It is a sort of Bitches Brew updated to the '90s, the sound undertaken by K. Martin & J. Broadrick during the first Techno Animal releases. Long epileptic suites immersed in a dissonant electric magma, which mixes seemingly irreconcilable realities such as dub, world music, industrial, hip hop, ambient, and the classic 'free' scenarios already familiar to other projects of the two.
Just like the masterpiece of the electric shaman the sonic assault is divided into two discs, but each with a well-defined direction.
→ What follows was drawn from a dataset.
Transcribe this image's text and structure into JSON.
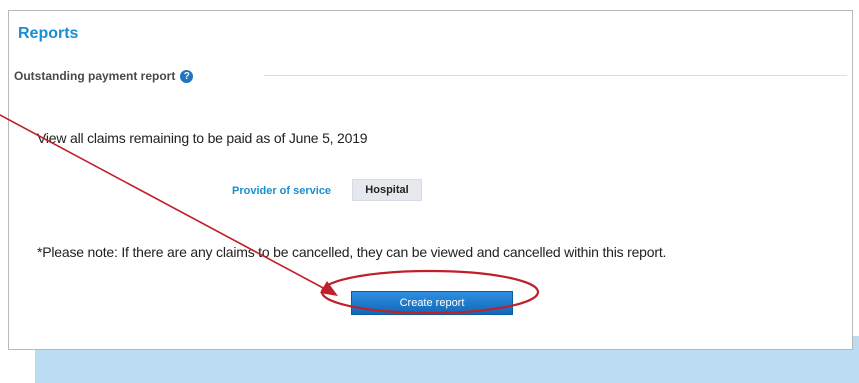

Incessant dub tribalisms ("Mastodon Americanus"), rhythmic frescoes now close to hip hop with remnants of lobotomized funk ("Narco Agent vs The Medicine Man") now to the most disruptive industrial ("Demodex Invasion"), hallucinatory trumpet solos (here one expects an "a-la Jon Hassell" but it is none other than the legendary Jon playing in "Flight of the Hermaphrodite"), or even substrates of claustrophobic clusters and the constant presence of frenetic 303 acidisms inserting here and there, as if it were the electric piano of a Joe Zawinul, is what is found in disc one, named "Dream Machinery".
Closer to the previous "Ghosts", more droney and less industrial, disc two, "Heavy Lids": very slow and dilated tempos ("Needle Park"), deformed organic paranoias ("Evil Spirits", Angel Dust"), more marked experimentation on machines (imitations of didgeridoo, tapes, and assorted metallic noises as in the case of the masterpiece "Catatonia" and "Red Sea") and a grand finale, equally balanced between the long (21 minutes) and dark ambient stasis, style of early Robert Rich, of "Cape Canaveral", and the less cryptic one, which instead recalls Eno on acid, of the narcotic "Resuscitator".
Probably not the top of this great project, but still a must for those who loved the heavier derivations of the two (God, Godflesh, Ice, Jesu, The Curse Of The Golden Vampire...).